FOCO_LAB_2021: Laboratorio de Innovación Cultural y Científica 1280 935 Administrador Potenciar

El día viernes 23/4/21 más de 86 personas participaron, a través de la plataforma Zoom, del FOCO_LAB_2021. El evento, organizado por el Laboratorio de Innovación Cultural y Científica, buscó generar un espacio de encuentro entre los integrantes del LAB y organizaciones aliadas, así como dar a conocer el foco de trabajo para el año 2021.

El Laboratorio de Innovación Cultural y Científica es una iniciativa diseñada e implementada por Fundación Williams y Potenciar : Plataforma de Impacto Colectivo que desde el año 2017 busca identificar, conectar, acompañar y financiar organizaciones y personas que trabajan en torno a desafíos culturales y científicos.

En los últimos tres años, el Laboratorio ha conformado diez capítulos temáticos en distintas  áreas de la ciencia y la cultura, quienes han co-diseñado y desarrollado proyectos colaborativos.

Estos capítulos son: Arqueología Digital / Arte Ambiente / Arte Ciencia / Bibliotecas / Colectivos Culturales / Ecosistemas Culturales / Museos de Ciencias Naturales y Afines / Ópera Contemporánea / Orquestas Escuela / Recursos para Artistas.
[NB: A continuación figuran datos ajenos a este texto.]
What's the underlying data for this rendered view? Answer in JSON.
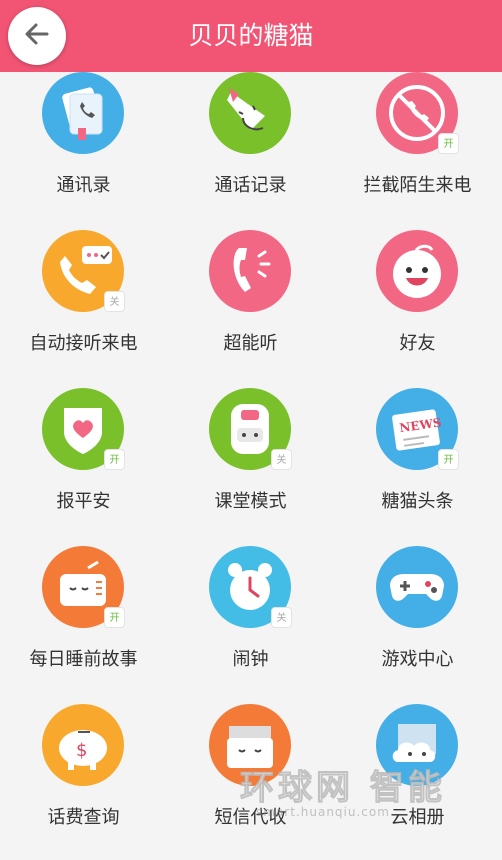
{
  "header": {
    "title": "贝贝的糖猫",
    "back_icon": "arrow-left-icon"
  },
  "colors": {
    "header": "#f25474",
    "blue": "#44aee6",
    "green": "#79c02a",
    "pink": "#f26783",
    "orange": "#f8a92d"
  },
  "badges": {
    "on": "开",
    "off": "关"
  },
  "items": [
    {
      "label": "通讯录",
      "icon": "contacts-icon",
      "badge": ""
    },
    {
      "label": "通话记录",
      "icon": "call-log-icon",
      "badge": ""
    },
    {
      "label": "拦截陌生来电",
      "icon": "block-call-icon",
      "badge": "开"
    },
    {
      "label": "自动接听来电",
      "icon": "auto-answer-icon",
      "badge": "关"
    },
    {
      "label": "超能听",
      "icon": "super-listen-icon",
      "badge": ""
    },
    {
      "label": "好友",
      "icon": "friends-icon",
      "badge": ""
    },
    {
      "label": "报平安",
      "icon": "safety-heart-icon",
      "badge": "开"
    },
    {
      "label": "课堂模式",
      "icon": "class-mode-icon",
      "badge": "关"
    },
    {
      "label": "糖猫头条",
      "icon": "news-icon",
      "badge": "开"
    },
    {
      "label": "每日睡前故事",
      "icon": "bedtime-radio-icon",
      "badge": "开"
    },
    {
      "label": "闹钟",
      "icon": "alarm-clock-icon",
      "badge": "关"
    },
    {
      "label": "游戏中心",
      "icon": "gamepad-icon",
      "badge": ""
    },
    {
      "label": "话费查询",
      "icon": "piggy-bank-icon",
      "badge": ""
    },
    {
      "label": "短信代收",
      "icon": "sms-box-icon",
      "badge": ""
    },
    {
      "label": "云相册",
      "icon": "cloud-album-icon",
      "badge": ""
    }
  ],
  "watermark": {
    "text": "环球网 智能",
    "url": "smart.huanqiu.com"
  }
}
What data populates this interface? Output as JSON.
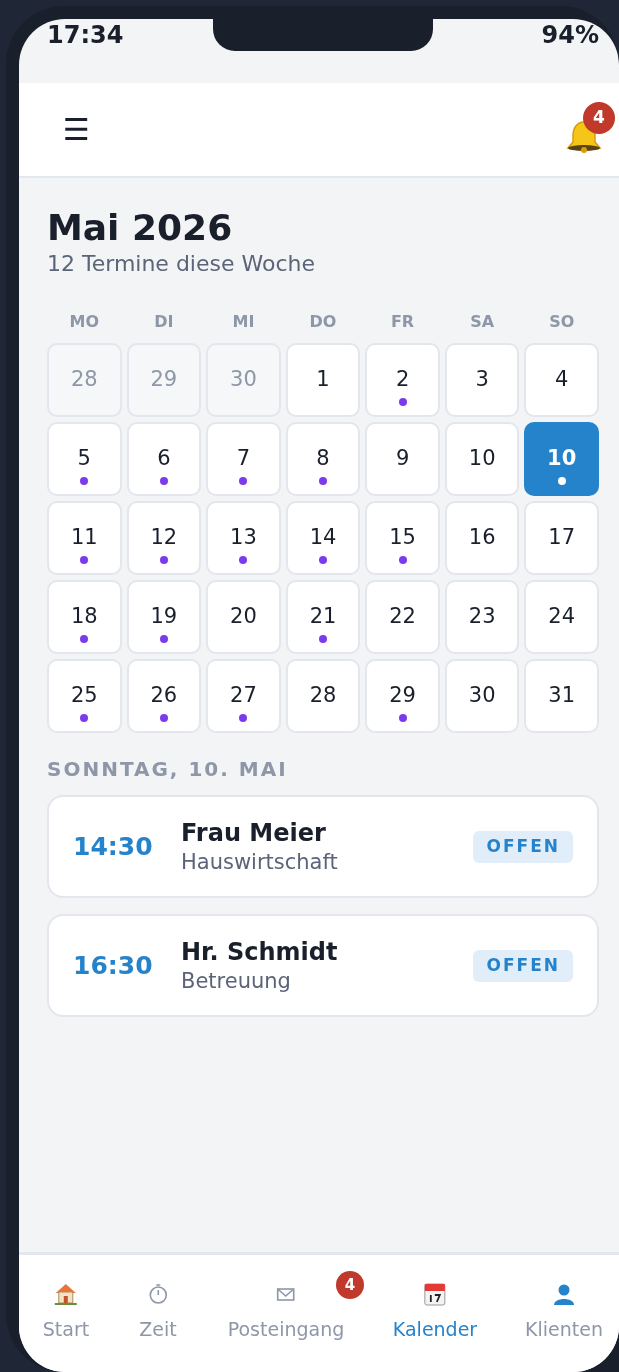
{
  "status_bar": {
    "time": "17:34",
    "battery": "94%"
  },
  "header": {
    "menu_icon": "☰",
    "notifications_badge": "4"
  },
  "month": {
    "title": "Mai 2026",
    "subtitle": "12 Termine diese Woche"
  },
  "weekdays": [
    "MO",
    "DI",
    "MI",
    "DO",
    "FR",
    "SA",
    "SO"
  ],
  "days": [
    {
      "label": "28",
      "outside": true,
      "has_events": false,
      "selected": false
    },
    {
      "label": "29",
      "outside": true,
      "has_events": false,
      "selected": false
    },
    {
      "label": "30",
      "outside": true,
      "has_events": false,
      "selected": false
    },
    {
      "label": "1",
      "outside": false,
      "has_events": false,
      "selected": false
    },
    {
      "label": "2",
      "outside": false,
      "has_events": true,
      "selected": false
    },
    {
      "label": "3",
      "outside": false,
      "has_events": false,
      "selected": false
    },
    {
      "label": "4",
      "outside": false,
      "has_events": false,
      "selected": false
    },
    {
      "label": "5",
      "outside": false,
      "has_events": true,
      "selected": false
    },
    {
      "label": "6",
      "outside": false,
      "has_events": true,
      "selected": false
    },
    {
      "label": "7",
      "outside": false,
      "has_events": true,
      "selected": false
    },
    {
      "label": "8",
      "outside": false,
      "has_events": true,
      "selected": false
    },
    {
      "label": "9",
      "outside": false,
      "has_events": false,
      "selected": false
    },
    {
      "label": "10",
      "outside": false,
      "has_events": false,
      "selected": false
    },
    {
      "label": "10",
      "outside": false,
      "has_events": true,
      "selected": true
    },
    {
      "label": "11",
      "outside": false,
      "has_events": true,
      "selected": false
    },
    {
      "label": "12",
      "outside": false,
      "has_events": true,
      "selected": false
    },
    {
      "label": "13",
      "outside": false,
      "has_events": true,
      "selected": false
    },
    {
      "label": "14",
      "outside": false,
      "has_events": true,
      "selected": false
    },
    {
      "label": "15",
      "outside": false,
      "has_events": true,
      "selected": false
    },
    {
      "label": "16",
      "outside": false,
      "has_events": false,
      "selected": false
    },
    {
      "label": "17",
      "outside": false,
      "has_events": false,
      "selected": false
    },
    {
      "label": "18",
      "outside": false,
      "has_events": true,
      "selected": false
    },
    {
      "label": "19",
      "outside": false,
      "has_events": true,
      "selected": false
    },
    {
      "label": "20",
      "outside": false,
      "has_events": false,
      "selected": false
    },
    {
      "label": "21",
      "outside": false,
      "has_events": true,
      "selected": false
    },
    {
      "label": "22",
      "outside": false,
      "has_events": false,
      "selected": false
    },
    {
      "label": "23",
      "outside": false,
      "has_events": false,
      "selected": false
    },
    {
      "label": "24",
      "outside": false,
      "has_events": false,
      "selected": false
    },
    {
      "label": "25",
      "outside": false,
      "has_events": true,
      "selected": false
    },
    {
      "label": "26",
      "outside": false,
      "has_events": true,
      "selected": false
    },
    {
      "label": "27",
      "outside": false,
      "has_events": true,
      "selected": false
    },
    {
      "label": "28",
      "outside": false,
      "has_events": false,
      "selected": false
    },
    {
      "label": "29",
      "outside": false,
      "has_events": true,
      "selected": false
    },
    {
      "label": "30",
      "outside": false,
      "has_events": false,
      "selected": false
    },
    {
      "label": "31",
      "outside": false,
      "has_events": false,
      "selected": false
    }
  ],
  "day_heading": "SONNTAG, 10. MAI",
  "appointments": [
    {
      "time": "14:30",
      "name": "Frau Meier",
      "service": "Hauswirtschaft",
      "status": "OFFEN"
    },
    {
      "time": "16:30",
      "name": "Hr. Schmidt",
      "service": "Betreuung",
      "status": "OFFEN"
    }
  ],
  "nav": [
    {
      "kind": "home",
      "label": "Start",
      "selected": false
    },
    {
      "kind": "timer",
      "label": "Zeit",
      "selected": false
    },
    {
      "kind": "mail",
      "label": "Posteingang",
      "selected": false,
      "badge": "4"
    },
    {
      "kind": "calendar",
      "label": "Kalender",
      "selected": true
    },
    {
      "kind": "person",
      "label": "Klienten",
      "selected": false
    }
  ]
}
Durante el desarrollo del Laboratorio se han llevado adelante tres Encuentros de Co-Innovación y Redes colaborativas con el objetivo de explorar distintas formas de innovación, dar a conocer casos inspiradores de trabajo en red, ofrecer herramientas para impulsar la cogestión de las iniciativas y conectar e hibridar a más de 60 organizaciones y personas de diferentes ámbitos.

Este año el evento lanzamiento del LAB contó con la participación de Ines Santiguinetti, directora artístico-pedagógica de Crear Vale la Pena y Jorge Tezón, investigador y ex gerente de desarrollo científico y tecnológico de CONICET, quienes conversaron sobre “Arte_Ciencia: intersecciones” con la moderación de Sebastián Verea, compositor, intérprete, músico y productor.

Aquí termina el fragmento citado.